On September 6, he was traded along with tight end Austin Denney to the Chicago Bears in exchange for a third round draft choice (#71-Ed Harmon).

===Chicago Bears===
In 1967, the Chicago Bears acquired Percival to replace kicker Roger LeClerc. In his rookie season, he made 13 out of 26 field goals after appearing in 14 games.

In 1968, with the coaching help of Ben Agajanian, he refined his technique and went on to make 25 out of 36 field goals, while scoring 100 points and becoming only the third player in franchise history to achieve that mark in a season. He is also the last Bears kicker to make five field goals in a game, which he accomplished against the Philadelphia Eagles on October 10, during a 29–16 win.

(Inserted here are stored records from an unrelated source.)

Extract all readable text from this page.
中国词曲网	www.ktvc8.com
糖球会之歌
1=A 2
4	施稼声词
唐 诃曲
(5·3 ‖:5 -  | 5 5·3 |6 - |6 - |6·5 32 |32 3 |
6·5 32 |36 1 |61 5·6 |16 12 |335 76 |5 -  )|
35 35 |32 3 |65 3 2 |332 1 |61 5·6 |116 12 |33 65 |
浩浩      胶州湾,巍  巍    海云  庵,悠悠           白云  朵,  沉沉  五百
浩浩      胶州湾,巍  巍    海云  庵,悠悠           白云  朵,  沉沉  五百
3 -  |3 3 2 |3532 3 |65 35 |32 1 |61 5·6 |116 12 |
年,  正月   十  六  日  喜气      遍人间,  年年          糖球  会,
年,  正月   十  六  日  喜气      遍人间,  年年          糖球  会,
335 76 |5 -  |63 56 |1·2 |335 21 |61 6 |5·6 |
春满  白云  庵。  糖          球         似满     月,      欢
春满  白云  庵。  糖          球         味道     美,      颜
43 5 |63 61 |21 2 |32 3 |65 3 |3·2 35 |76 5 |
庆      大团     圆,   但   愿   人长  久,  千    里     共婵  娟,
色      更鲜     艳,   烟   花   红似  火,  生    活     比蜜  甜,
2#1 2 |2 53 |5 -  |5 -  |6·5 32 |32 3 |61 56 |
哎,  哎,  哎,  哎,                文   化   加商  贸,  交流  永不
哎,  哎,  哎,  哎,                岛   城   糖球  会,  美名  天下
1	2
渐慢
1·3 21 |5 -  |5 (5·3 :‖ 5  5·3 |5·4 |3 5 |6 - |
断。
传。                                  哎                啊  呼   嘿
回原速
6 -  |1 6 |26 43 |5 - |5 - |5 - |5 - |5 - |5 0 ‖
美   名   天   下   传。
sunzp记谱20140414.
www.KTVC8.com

During his tenure with the Bears, he made 99 out of 182 field goals (54.4%) and scored 456 points.

===Dallas Cowboys (second stint)===
On September 10, 1974, he was acquired by the Dallas Cowboys to replace George Hunt. He only lasted three games before being replaced by Efren Herrera.

==Free kick==
In 1968, the Bears were facing their longtime rival Green Bay Packers. With :26 remaining in the game with the score tied at 10–10, Bears returner Cecil Turner fair-caught a Packers punt at the Packers 43-yard line. The Bears decided to kick the game-winning kick as a fair catch kick, which has rarely been done before. Percival was able to make the 43-yarder to win the game. The kick was Percival's second game-winner, as he kicked a 47-yarder with :03 left against their rival in Minnesota to give the Bears a 26–24 win at Wrigley Field the week before.

Four years later in a 1972 exhibition game against the Houston Oilers, Percival once again attempted a free kick. However, this time, the kick, which was 50 yards, missed. The Bears still won 20–17.